Je ne partage évidemment pas le point de vue polémique de Pierre Lellouche, qui s'inscrit dans le droit fil de ce que défendent la droite et l'extrême droite depuis plusieurs années en intentant des procès en idéologie à M. Le Bras et à l'INED. La réalité, c'est qu'ils n'acceptent pas la couleur de l'immigration.
Notre pays, comme l'Europe, est en réalité parfaitement capable d'intégrer cette vague de migrants, qui n'est pas uniquement la conséquence de la guerre en Syrie.

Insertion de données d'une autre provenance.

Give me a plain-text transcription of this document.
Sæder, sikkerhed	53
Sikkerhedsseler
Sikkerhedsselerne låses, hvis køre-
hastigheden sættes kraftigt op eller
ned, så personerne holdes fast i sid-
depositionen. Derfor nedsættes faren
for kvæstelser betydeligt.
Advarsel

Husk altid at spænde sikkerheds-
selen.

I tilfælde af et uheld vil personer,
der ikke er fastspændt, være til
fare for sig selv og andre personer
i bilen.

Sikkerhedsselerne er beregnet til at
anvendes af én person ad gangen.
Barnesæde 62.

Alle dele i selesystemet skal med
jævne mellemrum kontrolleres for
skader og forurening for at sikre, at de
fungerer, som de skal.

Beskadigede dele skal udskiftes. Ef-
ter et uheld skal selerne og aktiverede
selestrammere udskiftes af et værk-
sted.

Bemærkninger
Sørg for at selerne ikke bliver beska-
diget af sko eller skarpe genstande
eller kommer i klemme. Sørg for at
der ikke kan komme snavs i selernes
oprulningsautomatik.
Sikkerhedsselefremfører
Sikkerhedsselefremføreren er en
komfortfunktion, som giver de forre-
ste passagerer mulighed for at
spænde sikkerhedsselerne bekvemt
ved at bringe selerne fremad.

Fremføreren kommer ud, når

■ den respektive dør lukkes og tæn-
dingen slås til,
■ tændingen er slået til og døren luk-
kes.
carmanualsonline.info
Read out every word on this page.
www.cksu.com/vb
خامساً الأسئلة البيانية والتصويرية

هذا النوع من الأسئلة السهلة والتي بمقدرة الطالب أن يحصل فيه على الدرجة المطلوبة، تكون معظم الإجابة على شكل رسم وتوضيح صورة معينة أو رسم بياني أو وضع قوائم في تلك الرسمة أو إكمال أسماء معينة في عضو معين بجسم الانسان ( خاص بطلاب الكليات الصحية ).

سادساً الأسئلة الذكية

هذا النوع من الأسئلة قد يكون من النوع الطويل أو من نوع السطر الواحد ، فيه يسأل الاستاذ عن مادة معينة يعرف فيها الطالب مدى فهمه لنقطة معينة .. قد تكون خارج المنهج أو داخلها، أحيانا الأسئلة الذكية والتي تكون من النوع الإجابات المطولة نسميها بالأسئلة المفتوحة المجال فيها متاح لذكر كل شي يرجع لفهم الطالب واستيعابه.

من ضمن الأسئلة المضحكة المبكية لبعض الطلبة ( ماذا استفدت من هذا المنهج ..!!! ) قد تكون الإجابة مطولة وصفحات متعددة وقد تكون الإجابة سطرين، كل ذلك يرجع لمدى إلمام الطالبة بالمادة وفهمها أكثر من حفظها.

En revanche, sans doute nos États ne sont-ils pas préparés à accueillir le flux beaucoup plus important de réfugiés climatiques que commence à provoquer le réchauffement de notre planète.
J'entends parler de catastrophe face à ces vagues d'immigration qui risquent de nous submerger : dois-je rappeler que les déplacements de population ne s'opèrent pas de l'Afrique à l'Europe mais à l'intérieur de l'Afrique ?
Je suis d'accord avec Hervé Le Bras lorsqu'il démonte cette fausse idée selon laquelle le Niger va voir sa population exploser dans les années qui viennent et insiste sur le fait que c'est grâce à l'éducation, et non grâce à la « grève du troisième ventre » que défendent certains écologistes sectaires, que l'on pourra réguler l'augmentation de la population, de même que c'est grâce à l'éducation que ceux qui fuient aujourd'hui leur pays pourront y rester pour contribuer à son développement.
Cela devrait nous inciter à nous interroger sur notre rôle en la matière à l'époque de la colonisation mais aussi sur notre actuelle politique d'aide au développement : comment aider structurellement ces pays, c'est-à-dire en ne prenant pas seulement en compte les facteurs économiques mais également les facteurs politiques, puisque l'on sait que certains dirigeants profitent de l'argent qu'ils reçoivent sans en faire bénéficier leurs populations ? C'est une question de politique étrangère, qui dépasse le champ d'intervention de l'AFD. Que faisons-nous vis-à-vis de certains régimes autoritaires, voire de dictatures, qui contribuent à affamer leur pays ? Doit-on laisser la société Bolloré contribuer à l'accaparement des terres dans des pays ainsi privés de leur souveraineté alimentaire ? On parle de l'Afrique, mais c'est également le cas en Ukraine, où des milliers d'hectares sont à vendre.
Je ne peux accepter que l'Europe demande aujourd'hui à la Turquie d'être son sous-traitant, la parant du jour au lendemain de toutes les vertus alors même qu'un sultan y conforte son pouvoir en enfermant des journalistes Qu'on accepta de la payer pour éviter d'assumer notre rôle de terre d'accueil est accablant.